The New Jersey Institute of Technology's
Electronic Theses & Dissertations Project

Title:	Development and application of fractionation procedure for drinking water organic matters
Author:	Pu, Yong
View Online:	njit-etd2005-037 (xiv, 141 pages ~ 6.6 MB pdf)
Department:	Department of Civil and Environmental Engineering
Degree:	Doctor of Philosophy
Program:	Environmental Engineering
Document Type:	Dissertation
Advisory Committee:	Marhaba, Taha F. (Committee chair) Dresnack, Robert (Committee member) Hsieh, Hsin Neng (Committee member) Lippincott, R. Lee (Committee member) Schuring, John R. (Committee member)
Date:	2005-01
Keywords:	Natural organic matter Fractionation Drinking water Disinfection by products Fluorescence Coagulation
Availability:	Unrestricted
Abstract:	USEPA mandates a control of disinfection by-products (DBPs) in finished drinking water and recommends reduction of natural organic matters (NOM), DBP precursors, to achieve this regulatory goal. Studies relating NOM with DBP include fractionation of water samples, characterization of collected organic fractions, fractions' formation potential tests, and jar or similar tests to remove NOM. This study discussed a current resin fractionation procedure on principle, procedure, and its efficiency when applied to water samples of low NOM (< 5mgIL). The primary objective of this research is to develop a fractionation procedure intended for water of low NOM by carefully applying mass balance concept through each fraction's fractionation and a selection of stable ion exchange resins. A new protocol was presented with triple columns of XAD-8 adsorption resin, one column of AG-MP-50 cationic resin, and another column of WA 10 weak anionic resin in sequence. This protocol was experimented and confirmed for its efficiency (±10% loss of mass) with samples from Canal Road (CR) and Raritan Millstone (RM) surface water treatment plants (WTPs) in central New Jersey. The second objective of this study is to develop a statistical model with a potential of online delineation of organic fractions of NOM. The resulting model based on samples of Passaic Valley Water Commission (PVWC) WTP in northern New Jersey was applied to predict organic fractions of samples from CR and RM plants.
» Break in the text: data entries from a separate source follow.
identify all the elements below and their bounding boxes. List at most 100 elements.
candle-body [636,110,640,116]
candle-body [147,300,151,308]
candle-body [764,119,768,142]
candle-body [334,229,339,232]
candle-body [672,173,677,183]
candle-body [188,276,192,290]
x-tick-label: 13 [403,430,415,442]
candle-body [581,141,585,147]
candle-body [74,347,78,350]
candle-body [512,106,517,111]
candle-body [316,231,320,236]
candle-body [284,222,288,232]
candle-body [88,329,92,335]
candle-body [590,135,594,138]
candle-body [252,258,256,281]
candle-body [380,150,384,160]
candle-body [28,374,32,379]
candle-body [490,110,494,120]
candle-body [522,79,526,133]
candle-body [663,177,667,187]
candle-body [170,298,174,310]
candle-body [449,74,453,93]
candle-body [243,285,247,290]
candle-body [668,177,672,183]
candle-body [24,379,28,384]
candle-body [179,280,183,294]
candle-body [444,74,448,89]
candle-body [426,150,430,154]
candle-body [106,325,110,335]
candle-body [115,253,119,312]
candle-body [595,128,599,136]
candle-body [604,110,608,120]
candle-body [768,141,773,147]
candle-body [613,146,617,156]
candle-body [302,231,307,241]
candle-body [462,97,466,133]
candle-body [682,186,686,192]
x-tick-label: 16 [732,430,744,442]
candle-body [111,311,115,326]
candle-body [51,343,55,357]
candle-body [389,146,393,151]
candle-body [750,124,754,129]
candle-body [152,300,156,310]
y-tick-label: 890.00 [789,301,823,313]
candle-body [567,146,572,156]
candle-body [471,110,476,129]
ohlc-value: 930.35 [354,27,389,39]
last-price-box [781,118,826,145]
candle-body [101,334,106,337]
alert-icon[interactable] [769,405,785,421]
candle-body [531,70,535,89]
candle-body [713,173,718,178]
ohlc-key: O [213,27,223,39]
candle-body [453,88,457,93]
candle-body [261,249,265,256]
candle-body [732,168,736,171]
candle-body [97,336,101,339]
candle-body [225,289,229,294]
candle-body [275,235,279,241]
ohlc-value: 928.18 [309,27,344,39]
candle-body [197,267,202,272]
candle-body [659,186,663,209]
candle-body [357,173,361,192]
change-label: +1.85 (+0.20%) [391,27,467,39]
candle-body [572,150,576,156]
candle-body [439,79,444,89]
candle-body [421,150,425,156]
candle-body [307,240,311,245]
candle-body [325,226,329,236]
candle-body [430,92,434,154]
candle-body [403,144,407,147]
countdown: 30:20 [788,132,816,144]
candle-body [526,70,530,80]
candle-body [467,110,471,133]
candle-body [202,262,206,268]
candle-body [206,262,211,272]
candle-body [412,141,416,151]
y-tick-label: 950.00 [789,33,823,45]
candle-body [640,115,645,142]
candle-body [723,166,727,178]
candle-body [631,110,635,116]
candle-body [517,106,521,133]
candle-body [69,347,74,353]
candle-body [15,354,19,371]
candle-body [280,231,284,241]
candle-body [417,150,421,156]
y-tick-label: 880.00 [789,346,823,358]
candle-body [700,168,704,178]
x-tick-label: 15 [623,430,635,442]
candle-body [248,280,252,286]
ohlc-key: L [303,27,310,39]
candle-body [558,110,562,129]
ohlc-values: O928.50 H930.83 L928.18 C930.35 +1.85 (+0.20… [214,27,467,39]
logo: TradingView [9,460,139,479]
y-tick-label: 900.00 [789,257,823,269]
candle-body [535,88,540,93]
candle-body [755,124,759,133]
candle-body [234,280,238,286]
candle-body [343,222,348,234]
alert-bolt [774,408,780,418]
Paired T-test (paired t ratio 1.15 < t critical 2.02) indicated a good correlation between the predicted and actual fraction concentration. Finally, samples of Middlesex Water Company (MWC) were fractionated and Trihalomethane formation potential tests (THMFP) on collected fraction showed hydrophilic matters possessed a higher potential to produce TTHM in finished water than hydrophobic matter. Jar tests indicated while coagulation was effective in removing hydrophobic matter, it may not be optimum for removal of hydrophilic matter. This study developed an accurate fractionation procedure for low NOM waters. It provided a better understanding of organic matter transformation at different treatment stages and jar test performance on removal of organic materials for the studied sample sets.